Old video of California chemical fire falsely linked to missile strikes on Israel
- Published on March 10, 2026 at 04:03
- 2 min read
- By AFP Middle East & North Africa
- Translation and adaptation AFP Malaysia
Iran has barraged Israeli cities with missiles after joint US-Israeli strikes on the Islamic republic on February 28, 2026, but footage of an explosion circulating online does not show an attack on Tel Aviv.

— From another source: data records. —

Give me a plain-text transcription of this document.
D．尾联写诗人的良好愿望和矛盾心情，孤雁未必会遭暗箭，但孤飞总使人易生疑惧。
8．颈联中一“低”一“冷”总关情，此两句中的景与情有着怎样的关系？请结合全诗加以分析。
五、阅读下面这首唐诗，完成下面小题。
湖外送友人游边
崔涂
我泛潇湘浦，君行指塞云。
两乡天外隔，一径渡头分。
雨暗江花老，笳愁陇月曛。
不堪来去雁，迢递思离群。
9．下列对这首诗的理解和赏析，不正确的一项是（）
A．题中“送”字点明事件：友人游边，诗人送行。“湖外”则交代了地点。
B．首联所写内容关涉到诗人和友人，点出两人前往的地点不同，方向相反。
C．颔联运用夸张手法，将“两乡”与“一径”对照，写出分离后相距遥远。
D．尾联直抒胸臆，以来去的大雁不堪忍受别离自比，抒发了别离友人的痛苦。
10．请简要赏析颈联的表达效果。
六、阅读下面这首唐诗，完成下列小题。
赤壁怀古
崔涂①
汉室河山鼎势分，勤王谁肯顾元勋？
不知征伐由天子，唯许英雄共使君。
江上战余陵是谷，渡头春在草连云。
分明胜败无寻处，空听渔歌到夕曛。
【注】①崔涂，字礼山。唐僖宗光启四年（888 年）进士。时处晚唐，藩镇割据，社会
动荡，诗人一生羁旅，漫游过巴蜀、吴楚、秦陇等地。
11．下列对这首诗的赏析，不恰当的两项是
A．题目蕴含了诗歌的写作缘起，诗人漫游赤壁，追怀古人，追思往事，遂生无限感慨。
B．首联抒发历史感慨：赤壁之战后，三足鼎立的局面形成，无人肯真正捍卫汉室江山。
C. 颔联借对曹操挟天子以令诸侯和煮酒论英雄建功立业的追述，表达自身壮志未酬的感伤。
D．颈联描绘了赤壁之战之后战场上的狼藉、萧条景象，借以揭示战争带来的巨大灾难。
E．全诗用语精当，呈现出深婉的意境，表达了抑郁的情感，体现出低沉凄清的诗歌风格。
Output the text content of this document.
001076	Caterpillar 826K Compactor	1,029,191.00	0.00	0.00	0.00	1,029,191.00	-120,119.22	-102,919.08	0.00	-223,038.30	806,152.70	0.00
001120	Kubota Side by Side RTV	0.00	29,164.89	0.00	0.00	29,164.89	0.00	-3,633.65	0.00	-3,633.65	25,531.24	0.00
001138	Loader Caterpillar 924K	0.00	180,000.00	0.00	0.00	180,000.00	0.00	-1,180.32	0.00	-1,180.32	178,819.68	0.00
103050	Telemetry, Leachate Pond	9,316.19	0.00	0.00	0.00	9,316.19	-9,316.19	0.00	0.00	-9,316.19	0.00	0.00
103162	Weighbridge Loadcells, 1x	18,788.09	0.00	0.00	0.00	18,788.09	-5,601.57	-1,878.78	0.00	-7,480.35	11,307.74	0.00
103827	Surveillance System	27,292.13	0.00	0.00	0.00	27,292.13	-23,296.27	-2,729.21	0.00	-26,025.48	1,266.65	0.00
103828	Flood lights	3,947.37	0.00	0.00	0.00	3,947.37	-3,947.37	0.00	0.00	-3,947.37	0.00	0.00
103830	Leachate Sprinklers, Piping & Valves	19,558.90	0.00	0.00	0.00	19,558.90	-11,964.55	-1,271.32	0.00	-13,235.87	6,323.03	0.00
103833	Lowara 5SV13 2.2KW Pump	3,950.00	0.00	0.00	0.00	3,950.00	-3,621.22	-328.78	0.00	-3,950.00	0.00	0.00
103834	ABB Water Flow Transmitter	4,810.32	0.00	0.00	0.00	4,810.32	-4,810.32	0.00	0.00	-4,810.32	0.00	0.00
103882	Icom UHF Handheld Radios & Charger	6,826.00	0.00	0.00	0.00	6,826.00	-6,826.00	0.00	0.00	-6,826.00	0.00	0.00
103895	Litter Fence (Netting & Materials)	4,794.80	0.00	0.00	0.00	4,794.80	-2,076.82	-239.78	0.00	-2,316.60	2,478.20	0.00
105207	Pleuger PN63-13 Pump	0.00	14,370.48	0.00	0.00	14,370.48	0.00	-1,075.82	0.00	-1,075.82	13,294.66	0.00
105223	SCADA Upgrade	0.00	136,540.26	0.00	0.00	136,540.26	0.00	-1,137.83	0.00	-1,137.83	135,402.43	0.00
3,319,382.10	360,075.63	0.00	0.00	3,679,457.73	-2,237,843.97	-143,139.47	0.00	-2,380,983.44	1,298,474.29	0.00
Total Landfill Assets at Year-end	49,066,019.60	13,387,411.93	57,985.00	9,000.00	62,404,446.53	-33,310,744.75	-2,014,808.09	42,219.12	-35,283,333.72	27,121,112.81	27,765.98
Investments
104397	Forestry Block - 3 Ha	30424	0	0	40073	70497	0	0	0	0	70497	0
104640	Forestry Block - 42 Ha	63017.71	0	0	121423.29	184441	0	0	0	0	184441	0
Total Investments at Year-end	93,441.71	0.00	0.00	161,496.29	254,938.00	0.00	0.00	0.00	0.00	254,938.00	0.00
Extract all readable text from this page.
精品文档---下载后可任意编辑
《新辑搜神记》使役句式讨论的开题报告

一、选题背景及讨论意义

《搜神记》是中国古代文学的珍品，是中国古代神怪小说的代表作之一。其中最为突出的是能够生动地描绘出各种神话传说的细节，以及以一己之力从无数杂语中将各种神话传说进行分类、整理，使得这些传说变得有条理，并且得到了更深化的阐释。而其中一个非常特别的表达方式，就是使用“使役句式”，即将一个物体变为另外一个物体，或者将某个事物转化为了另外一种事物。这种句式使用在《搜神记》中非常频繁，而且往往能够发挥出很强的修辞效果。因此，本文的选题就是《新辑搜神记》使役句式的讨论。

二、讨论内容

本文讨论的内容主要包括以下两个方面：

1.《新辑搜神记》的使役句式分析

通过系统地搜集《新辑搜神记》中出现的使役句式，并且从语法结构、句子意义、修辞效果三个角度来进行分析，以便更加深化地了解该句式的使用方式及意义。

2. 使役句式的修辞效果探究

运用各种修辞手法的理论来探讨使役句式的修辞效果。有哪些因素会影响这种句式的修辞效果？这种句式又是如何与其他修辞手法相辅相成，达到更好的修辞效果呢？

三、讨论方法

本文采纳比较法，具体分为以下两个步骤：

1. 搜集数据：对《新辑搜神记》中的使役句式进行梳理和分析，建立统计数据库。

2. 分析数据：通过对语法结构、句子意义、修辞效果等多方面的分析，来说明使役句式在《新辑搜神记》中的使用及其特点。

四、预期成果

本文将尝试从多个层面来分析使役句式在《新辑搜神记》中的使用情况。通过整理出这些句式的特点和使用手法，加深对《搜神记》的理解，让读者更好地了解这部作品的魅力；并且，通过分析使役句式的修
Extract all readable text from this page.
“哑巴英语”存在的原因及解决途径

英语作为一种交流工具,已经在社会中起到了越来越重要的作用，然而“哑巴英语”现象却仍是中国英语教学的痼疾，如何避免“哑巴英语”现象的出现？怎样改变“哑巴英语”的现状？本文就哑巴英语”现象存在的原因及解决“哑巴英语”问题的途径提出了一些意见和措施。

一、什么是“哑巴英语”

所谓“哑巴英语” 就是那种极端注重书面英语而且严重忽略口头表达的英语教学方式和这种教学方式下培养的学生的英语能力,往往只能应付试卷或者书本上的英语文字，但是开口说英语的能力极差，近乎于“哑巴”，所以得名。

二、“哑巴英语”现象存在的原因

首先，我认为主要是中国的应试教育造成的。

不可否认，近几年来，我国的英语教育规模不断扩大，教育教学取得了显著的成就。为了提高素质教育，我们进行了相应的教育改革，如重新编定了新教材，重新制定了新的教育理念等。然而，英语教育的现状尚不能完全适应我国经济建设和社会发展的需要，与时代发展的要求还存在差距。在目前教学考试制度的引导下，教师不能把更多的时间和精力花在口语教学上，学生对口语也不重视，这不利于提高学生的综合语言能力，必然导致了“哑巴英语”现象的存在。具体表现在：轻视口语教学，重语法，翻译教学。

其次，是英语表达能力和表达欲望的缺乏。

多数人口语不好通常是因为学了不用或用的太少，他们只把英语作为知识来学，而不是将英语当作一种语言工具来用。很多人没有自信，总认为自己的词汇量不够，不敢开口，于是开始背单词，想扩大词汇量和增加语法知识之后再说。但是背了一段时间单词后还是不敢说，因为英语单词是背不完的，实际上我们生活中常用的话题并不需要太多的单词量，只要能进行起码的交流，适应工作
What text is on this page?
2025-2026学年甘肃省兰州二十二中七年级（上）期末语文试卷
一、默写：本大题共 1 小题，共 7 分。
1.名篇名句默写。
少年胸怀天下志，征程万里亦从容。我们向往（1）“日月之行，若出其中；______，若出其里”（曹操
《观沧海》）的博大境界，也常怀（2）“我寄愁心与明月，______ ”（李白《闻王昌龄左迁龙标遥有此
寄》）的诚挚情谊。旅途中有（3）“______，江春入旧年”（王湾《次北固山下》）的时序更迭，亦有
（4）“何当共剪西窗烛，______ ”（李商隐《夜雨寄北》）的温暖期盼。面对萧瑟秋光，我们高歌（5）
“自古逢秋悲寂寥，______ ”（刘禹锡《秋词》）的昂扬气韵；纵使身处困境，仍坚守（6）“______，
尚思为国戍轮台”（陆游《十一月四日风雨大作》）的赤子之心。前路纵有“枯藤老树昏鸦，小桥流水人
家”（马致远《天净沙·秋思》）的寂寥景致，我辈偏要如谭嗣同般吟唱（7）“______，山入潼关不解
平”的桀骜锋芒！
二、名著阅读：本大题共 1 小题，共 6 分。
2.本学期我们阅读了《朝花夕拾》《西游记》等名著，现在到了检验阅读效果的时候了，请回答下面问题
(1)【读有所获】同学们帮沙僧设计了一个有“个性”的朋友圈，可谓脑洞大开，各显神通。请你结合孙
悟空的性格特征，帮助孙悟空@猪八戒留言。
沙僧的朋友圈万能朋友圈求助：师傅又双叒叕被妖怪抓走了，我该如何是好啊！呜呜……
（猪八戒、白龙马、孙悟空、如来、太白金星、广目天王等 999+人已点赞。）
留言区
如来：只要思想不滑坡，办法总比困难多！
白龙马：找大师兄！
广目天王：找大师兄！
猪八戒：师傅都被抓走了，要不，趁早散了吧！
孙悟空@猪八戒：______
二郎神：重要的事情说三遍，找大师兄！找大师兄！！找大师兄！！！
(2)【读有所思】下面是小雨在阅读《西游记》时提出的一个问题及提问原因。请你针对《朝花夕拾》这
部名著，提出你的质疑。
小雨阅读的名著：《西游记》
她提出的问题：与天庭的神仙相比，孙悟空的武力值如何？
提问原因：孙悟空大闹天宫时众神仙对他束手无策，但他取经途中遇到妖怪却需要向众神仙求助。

The video in fact depicts a chemical fire that gutted two industrial buildings in California in 2016.
"Unexploded Iranian missile found in Tel Aviv detonated when it was approached!" reads Malay-language text over a March 8 TikTok video of a massive explosion.
Screenshots from the same video circulated alongside similar Malay-language posts on Facebook, which further claimed firefighters attempting to control the fire were taken by surprise by the explosion.
The footage also spread in English, Arabic, and Indonesian posts that surfaced after the United States and Israel launched a massive attack on Iran on February 28, 2026 that killed its supreme leader Ayatollah Ali Khamenei (archived link).
Both Iran and Lebanon's Iran-backed Hezbollah militant group have targeted Tel Aviv in a series of retaliatory strikes, while Israel has also continued to bombard both countries.
The war has also spread to other countries, with Iran lashing out at other nations seen as US or Israeli allies (archived here and here).
But the circulating clip is unrelated to the war and was first shared online nearly a decade earlier.
A reverse image search on Google using keyframes from the falsely shared clip found footage showing the same explosions published by the American broadcaster ABC7 News on June 14, 2016 on its official Facebook page (archived link).
The post says the fire was in Maywood, a city in Los Angeles county, California.
Further keyword searches led to the same footage on YouTube, shared on June 17, 2016, titled "Maywood, CA Magnesium Explosion" (archived link).
According to a Los Angeles Daily News report published on June 15, 2016, the chemical fire that broke out at a metals-recycling plant took two days to extinguish and forced 300 residents from their homes (archived link).
The explosions were caused by oxygen from water being used to put out the flames creating a chemical reaction with the burning metals, the report said.
The warehouses seen in the foreground of the explosion can be seen in Google Street View imagery of Fruitland Avenue in Maywood (archived link).
AFP has debunked a wave of misinformation related to the conflict in Iran.